Opportunistic clock sync from verified advert timestamps

[pelgraine]

Closes #1329. Related: #2132, #1332, #1882.

Problem

GPS-less repeaters lose their clock on every power cycle, reverting to the firmware default (~May 2024). This means their adverts carry stale timestamps until an admin manually syncs the clock via serial, the mobile app, or a remote management command. For inaccessible repeaters (rooftops, hilltops, solar-powered sites that reboot daily), manual sync is impractical.

Solution

Add an opt-in mechanism for nodes to sync their local RTC from signature-verified advert timestamps. When a node's clock is clearly wrong (before Jan 2025) and it receives a valid advert with a sane timestamp (Jan 2025 – Jan 2036), it adopts that timestamp.

The sync only fires when:

1. The sub-class opts in via shouldSyncClockFromMesh() (defaults to false)
2. The local clock is before Jan 2025 (clearly wrong / default state)
3. The incoming advert timestamp passes sanity checks
4. The advert signature has already been cryptographically verified
   Once the clock is set past Jan 2025, the sync stops firing — it won't overwrite a valid clock with subsequent adverts.

Changes

src/Mesh.h — New virtual method:

virtual bool shouldSyncClockFromMesh() const { return false; }

src/Mesh.cpp — 14 lines added after advert signature verification (inside the PAYLOAD_TYPE_ADVERT handler), before onAdvertRecv() call. Checks the opt-in gate, validates both local and incoming timestamps, and calls setCurrentTime() if appropriate.

examples/simple_repeater/MyMesh.h — Single-line override:

bool shouldSyncClockFromMesh() const override { return true; }

What this does NOT do

• Does not affect companion nodes, clients, or room servers (they don't override the method)
• Does not overwrite a valid clock — only fires when local time is clearly wrong
• Does not sync backward — a node with a stale clock can't drag others back
• Does not add any new preferences, CLI commands, or protocol changes
• Does not increase packet size or airtime

Testing

1. Flash a repeater without GPS/RTC
2. Confirm clock shows default (~May 2024) on boot
3. Wait for a valid advert from any peer with correct time
4. Confirm serial output shows clock synced from advert: <epoch>
5. Confirm subsequent adverts do NOT trigger further syncs
6. Confirm a repeater WITH GPS/RTC is unaffected (clock already valid)

Tested

• Station G2 repeater (both ESPNow bridge repeater and standard) - example screenshots from test:

• Heltec v3 espnow bridge repeater
• T-Echo Lite repeater (no gps) - example screenshots from test:

[4np]

I took a stab at peer-based time synchronization in #1443 , but there were genuine issues with the approach of relying on peer-based timed (such as clock poisoning, future dated clocks on ESP32, etcetera). There is also no way of knowing if some other's advert is on the right time.

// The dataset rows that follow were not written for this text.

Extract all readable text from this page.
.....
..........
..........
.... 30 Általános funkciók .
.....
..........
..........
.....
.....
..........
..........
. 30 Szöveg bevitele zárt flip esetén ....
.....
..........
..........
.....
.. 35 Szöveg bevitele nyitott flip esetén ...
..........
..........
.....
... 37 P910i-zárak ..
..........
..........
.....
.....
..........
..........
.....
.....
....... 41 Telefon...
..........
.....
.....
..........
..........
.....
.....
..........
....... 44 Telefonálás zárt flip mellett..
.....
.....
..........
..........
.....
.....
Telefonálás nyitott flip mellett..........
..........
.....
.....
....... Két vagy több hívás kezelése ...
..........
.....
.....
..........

My PR used a statistical approach (Median Absolute Deviation by sampling many packets, while estimated taking time of flight into account. There are actually quite some genuine concerns by relying on peers to synchronize time, as also voice by reviewers. Also, with the continuous move towards reducing the number of flood adverts the reliance on flood packets for time keeping has also become less reliable.As such I closed the PR.

This PR doesn't have any safeguards, doesn't use statistics, doesn't take time of flight into account and has the same issues (and more) trusting peer time. This PR simply takes any packet that comes around that has a time between Jan 2025 and Jan 2026 and updated their time to match the packet. If I were to send a flood advert using a timestamp set to April 1st, 2030, your repeater would happily adopt it.

[4np]

You cannot assume a packet with a time between Jan 2025 and Jan 2036 has the right time, it can be off by years.